Я сказал, что приятно снова ее увидеть. Было бы неплохо увидеть и Николаса.

Когда я закончил, она долго молчала. Людей стало меньше, бармен сидел в углу и разговаривал по телефону. Пара парила над бокалами с вином. Судя по табличке «Часы работы», бар скоро закрывался.

– Так где он?

Майра допила свой напиток. Кусочек лайма упал на дно стакана, между кубиками тающего льда.

– Я не знаю.

Я не сомневался, что она примет его сторону, ведь они были братом и сестрой, а кровь, даже наполовину родная, сильнее приятельских связей десятилетней давности.

– Ладно, – сказал я. – Прости, что отнял у тебя время. Просто твой брат… я думал…

Майра рассмеялась – глубоким, ничем не сдерживаемым смехом. Бармен оборвал разговор, пара подняла на нас глаза, на их лицах читалось неодобрение. Я ощутил уже знакомую вспышку гнева. За ее шутку, в чем бы она ни заключалась, пришлось заплатить – мне. Я допил виски – алкоголь горел в моем горле, и мне очень хотелось еще, но бар уже не принимал заказов.

– Прости, – сказала она, коснувшись моей руки. Даже сквозь рубашку я ощутил холод ее пальцев. – Дело в том… ну… я не могу поверить… это просто…

– Что?

Ее глаза стали чернильно-графитовыми, с синими крапинками.

– Он мне не брат.

Я вежливо улыбнулся и сказал, что да, я порой тоже так говорил о старшей сестре. Складки рта Майры чуть смягчились. Она накрыла мою ладонь своей, ледяной, словно вырванной у зимней ночи.

– Нет. Он действительно не мой брат.

Если я не поверил ей вначале, теперь я поверил.

На лестнице показалась фигура в серебристо-зеленом.

– Майра, нам пора.

Майра стала собирать вещи, натягивать пальто.

– Подожди, – сказал я. – Ты… ты уходишь?

– Боюсь, что да.

– Но… я… у нас…

Она что-то сказала, но я уже не услышал.

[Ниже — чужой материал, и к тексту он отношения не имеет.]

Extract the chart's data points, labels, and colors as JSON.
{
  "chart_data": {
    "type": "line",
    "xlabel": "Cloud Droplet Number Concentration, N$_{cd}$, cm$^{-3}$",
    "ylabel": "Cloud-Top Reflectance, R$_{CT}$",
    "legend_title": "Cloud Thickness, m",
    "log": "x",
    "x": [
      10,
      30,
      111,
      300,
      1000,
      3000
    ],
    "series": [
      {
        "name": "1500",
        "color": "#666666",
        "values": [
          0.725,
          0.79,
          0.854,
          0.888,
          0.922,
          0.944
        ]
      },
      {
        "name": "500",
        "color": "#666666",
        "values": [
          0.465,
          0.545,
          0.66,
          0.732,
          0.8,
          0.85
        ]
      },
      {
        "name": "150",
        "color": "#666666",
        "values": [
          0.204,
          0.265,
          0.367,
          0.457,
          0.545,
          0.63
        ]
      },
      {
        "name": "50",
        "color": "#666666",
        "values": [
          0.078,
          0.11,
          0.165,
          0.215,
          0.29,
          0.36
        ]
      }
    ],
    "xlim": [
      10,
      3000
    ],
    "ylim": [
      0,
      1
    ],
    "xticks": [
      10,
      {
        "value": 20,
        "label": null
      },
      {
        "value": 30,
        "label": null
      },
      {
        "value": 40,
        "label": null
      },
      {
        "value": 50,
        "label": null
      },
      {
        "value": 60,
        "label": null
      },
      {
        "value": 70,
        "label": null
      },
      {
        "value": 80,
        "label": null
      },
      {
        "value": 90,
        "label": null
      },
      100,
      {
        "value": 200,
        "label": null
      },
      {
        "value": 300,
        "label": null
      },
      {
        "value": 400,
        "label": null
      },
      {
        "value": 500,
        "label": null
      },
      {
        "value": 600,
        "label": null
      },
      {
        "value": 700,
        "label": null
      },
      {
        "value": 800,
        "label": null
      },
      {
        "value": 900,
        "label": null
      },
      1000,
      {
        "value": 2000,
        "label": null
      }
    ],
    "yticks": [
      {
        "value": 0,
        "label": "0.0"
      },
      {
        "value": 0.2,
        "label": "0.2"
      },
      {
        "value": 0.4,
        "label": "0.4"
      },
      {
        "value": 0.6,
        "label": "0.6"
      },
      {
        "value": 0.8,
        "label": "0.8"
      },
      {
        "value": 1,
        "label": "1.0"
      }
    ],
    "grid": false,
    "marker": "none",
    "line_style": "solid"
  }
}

Ее ждала Элейн.

– Подожди… мы можем встретиться?

Майра остановилась, нерешительно посмотрела на меня.

– Пожалуйста.

– Хорошо. Завтра. В одиннадцать часов. «Коста», Паддингтон-стейшн.

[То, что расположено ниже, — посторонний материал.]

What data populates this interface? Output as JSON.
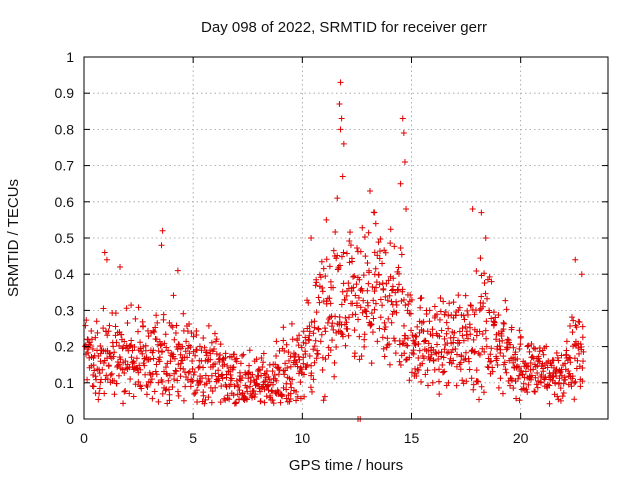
{
  "chart_data": {
    "type": "scatter",
    "title": "Day 098 of 2022, SRMTID for receiver gerr",
    "xlabel": "GPS time / hours",
    "ylabel": "SRMTID / TECUs",
    "xlim": [
      0,
      24
    ],
    "ylim": [
      0,
      1
    ],
    "x_ticks": [
      0,
      5,
      10,
      15,
      20
    ],
    "x_tick_labels": [
      "0",
      "5",
      "10",
      "15",
      "20"
    ],
    "y_ticks": [
      0,
      0.1,
      0.2,
      0.3,
      0.4,
      0.5,
      0.6,
      0.7,
      0.8,
      0.9,
      1
    ],
    "y_tick_labels": [
      "0",
      "0.1",
      "0.2",
      "0.3",
      "0.4",
      "0.5",
      "0.6",
      "0.7",
      "0.8",
      "0.9",
      "1"
    ],
    "grid": true,
    "marker": "+",
    "marker_color": "#e00000",
    "series": [
      {
        "name": "SRMTID",
        "envelope_hours": [
          0,
          0.5,
          1,
          2,
          3,
          4,
          5,
          6,
          7,
          8,
          9,
          10,
          10.5,
          11,
          11.5,
          12,
          12.5,
          13,
          13.5,
          14,
          14.5,
          15,
          16,
          17,
          18,
          18.5,
          19,
          20,
          21,
          22,
          22.5,
          23
        ],
        "envelope_mean": [
          0.2,
          0.15,
          0.16,
          0.17,
          0.16,
          0.16,
          0.15,
          0.14,
          0.1,
          0.09,
          0.12,
          0.15,
          0.22,
          0.27,
          0.3,
          0.3,
          0.3,
          0.32,
          0.34,
          0.32,
          0.3,
          0.22,
          0.2,
          0.22,
          0.25,
          0.25,
          0.2,
          0.15,
          0.13,
          0.12,
          0.18,
          0.2
        ],
        "envelope_spread": [
          0.05,
          0.05,
          0.07,
          0.07,
          0.06,
          0.07,
          0.05,
          0.05,
          0.04,
          0.04,
          0.05,
          0.06,
          0.08,
          0.1,
          0.1,
          0.1,
          0.1,
          0.09,
          0.1,
          0.1,
          0.09,
          0.06,
          0.06,
          0.07,
          0.08,
          0.08,
          0.06,
          0.05,
          0.04,
          0.04,
          0.07,
          0.06
        ],
        "peaks": [
          {
            "x": 0.95,
            "y": 0.46
          },
          {
            "x": 1.05,
            "y": 0.44
          },
          {
            "x": 1.65,
            "y": 0.42
          },
          {
            "x": 3.6,
            "y": 0.52
          },
          {
            "x": 3.55,
            "y": 0.48
          },
          {
            "x": 4.3,
            "y": 0.41
          },
          {
            "x": 11.75,
            "y": 0.93
          },
          {
            "x": 11.7,
            "y": 0.87
          },
          {
            "x": 11.8,
            "y": 0.83
          },
          {
            "x": 11.75,
            "y": 0.8
          },
          {
            "x": 11.9,
            "y": 0.76
          },
          {
            "x": 11.85,
            "y": 0.67
          },
          {
            "x": 11.6,
            "y": 0.61
          },
          {
            "x": 13.1,
            "y": 0.63
          },
          {
            "x": 13.3,
            "y": 0.57
          },
          {
            "x": 14.6,
            "y": 0.83
          },
          {
            "x": 14.65,
            "y": 0.79
          },
          {
            "x": 14.7,
            "y": 0.71
          },
          {
            "x": 14.5,
            "y": 0.65
          },
          {
            "x": 14.75,
            "y": 0.58
          },
          {
            "x": 10.4,
            "y": 0.5
          },
          {
            "x": 11.1,
            "y": 0.55
          },
          {
            "x": 17.8,
            "y": 0.58
          },
          {
            "x": 18.2,
            "y": 0.57
          },
          {
            "x": 18.4,
            "y": 0.5
          },
          {
            "x": 22.5,
            "y": 0.44
          },
          {
            "x": 22.8,
            "y": 0.4
          },
          {
            "x": 12.55,
            "y": 0.0
          },
          {
            "x": 12.65,
            "y": 0.0
          }
        ]
      }
    ]
  }
}
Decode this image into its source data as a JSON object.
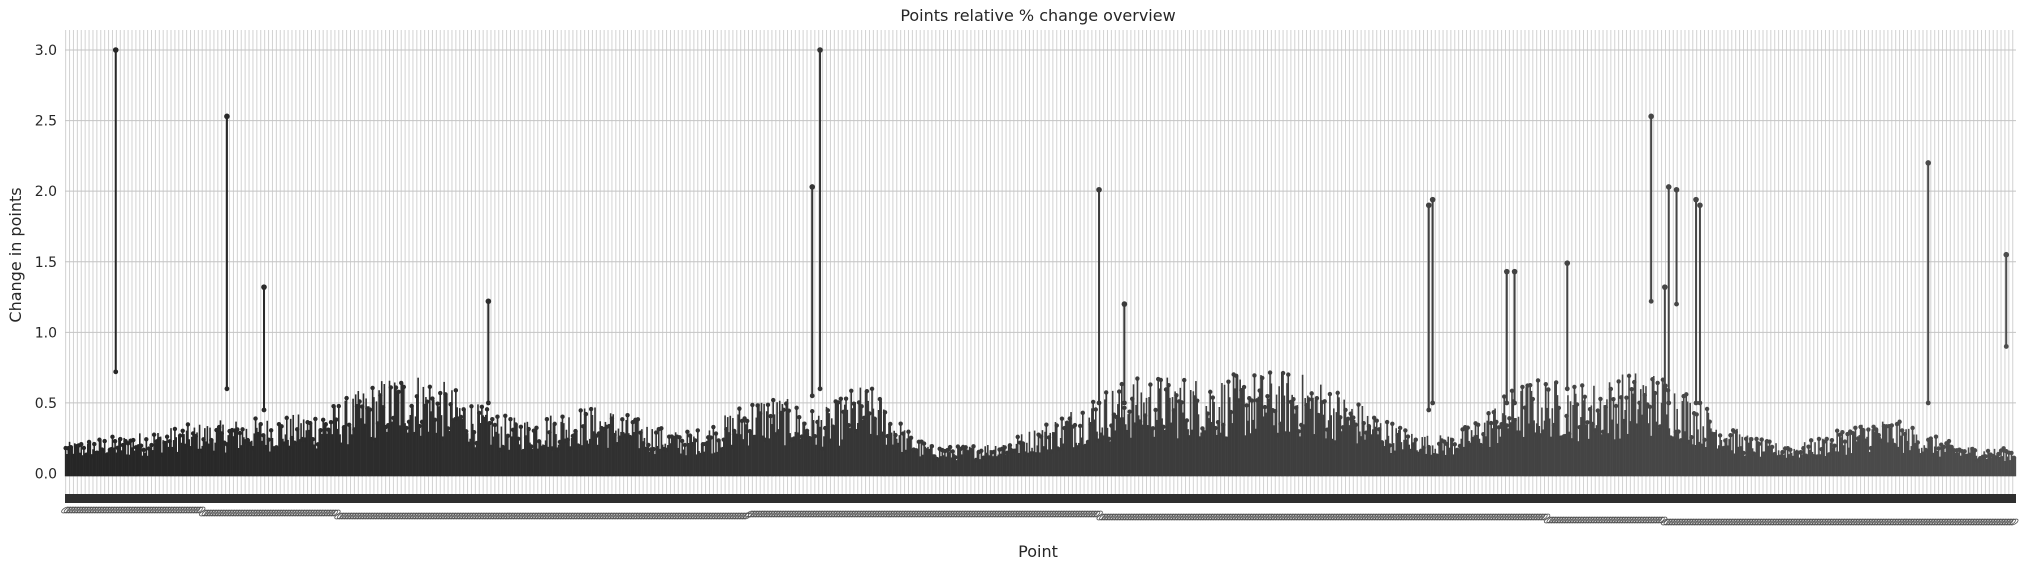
{
  "chart_data": {
    "type": "scatter",
    "subtype": "point-plot-with-error-bars",
    "title": "Points relative % change overview",
    "xlabel": "Point",
    "ylabel": "Change in points",
    "ylim": [
      -0.1,
      3.15
    ],
    "yticks": [
      0.0,
      0.5,
      1.0,
      1.5,
      2.0,
      2.5,
      3.0
    ],
    "ytick_labels": [
      "0.0",
      "0.5",
      "1.0",
      "1.5",
      "2.0",
      "2.5",
      "3.0"
    ],
    "grid": true,
    "point_count": 1500,
    "x_tick_labels_legible": false,
    "colors": {
      "background": "#ffffff",
      "plot_area": "#ffffff",
      "grid": "#d2d2d2",
      "marker_start": "#262626",
      "marker_end": "#4d4d4d"
    },
    "peaks": [
      {
        "position": 0.026,
        "high": 3.0,
        "low": 0.72
      },
      {
        "position": 0.083,
        "high": 2.53,
        "low": 0.6
      },
      {
        "position": 0.102,
        "high": 1.32,
        "low": 0.45
      },
      {
        "position": 0.217,
        "high": 1.22,
        "low": 0.5
      },
      {
        "position": 0.383,
        "high": 2.03,
        "low": 0.55
      },
      {
        "position": 0.387,
        "high": 3.0,
        "low": 0.6
      },
      {
        "position": 0.53,
        "high": 2.01,
        "low": 0.5
      },
      {
        "position": 0.543,
        "high": 1.2,
        "low": 0.5
      },
      {
        "position": 0.699,
        "high": 1.9,
        "low": 0.45
      },
      {
        "position": 0.701,
        "high": 1.94,
        "low": 0.5
      },
      {
        "position": 0.739,
        "high": 1.43,
        "low": 0.5
      },
      {
        "position": 0.743,
        "high": 1.43,
        "low": 0.5
      },
      {
        "position": 0.77,
        "high": 1.49,
        "low": 0.6
      },
      {
        "position": 0.813,
        "high": 2.53,
        "low": 1.22
      },
      {
        "position": 0.82,
        "high": 1.32,
        "low": 0.6
      },
      {
        "position": 0.822,
        "high": 2.03,
        "low": 0.5
      },
      {
        "position": 0.826,
        "high": 2.01,
        "low": 1.2
      },
      {
        "position": 0.836,
        "high": 1.94,
        "low": 0.5
      },
      {
        "position": 0.838,
        "high": 1.9,
        "low": 0.5
      },
      {
        "position": 0.955,
        "high": 2.2,
        "low": 0.5
      },
      {
        "position": 0.995,
        "high": 1.55,
        "low": 0.9
      }
    ]
  }
}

Она взяла виолу и побрела вслед за Элейн. Когда они спускались по лестнице, она повернулась, как будто что-то вспомнила, но двинулась дальше.

Если мы скорее врастаем в свое прошлое, чем вырастаем из него, то, по сути, живем вымышленной жизнью. Воспоминания, когда они тускнеют, должны быть приукрашены, дополнены с помощью вымысла. Вот почему становится невозможно различить границы, их разделительные линии. Хотя вопрос в том, хотели бы мы?

Избавьтесь от повествований о своей жизни. Позвольте себе этот маленький отважный бунт. Останьтесь лишенными, униженными, сжимающими в руке холодные, твердые самородки правды.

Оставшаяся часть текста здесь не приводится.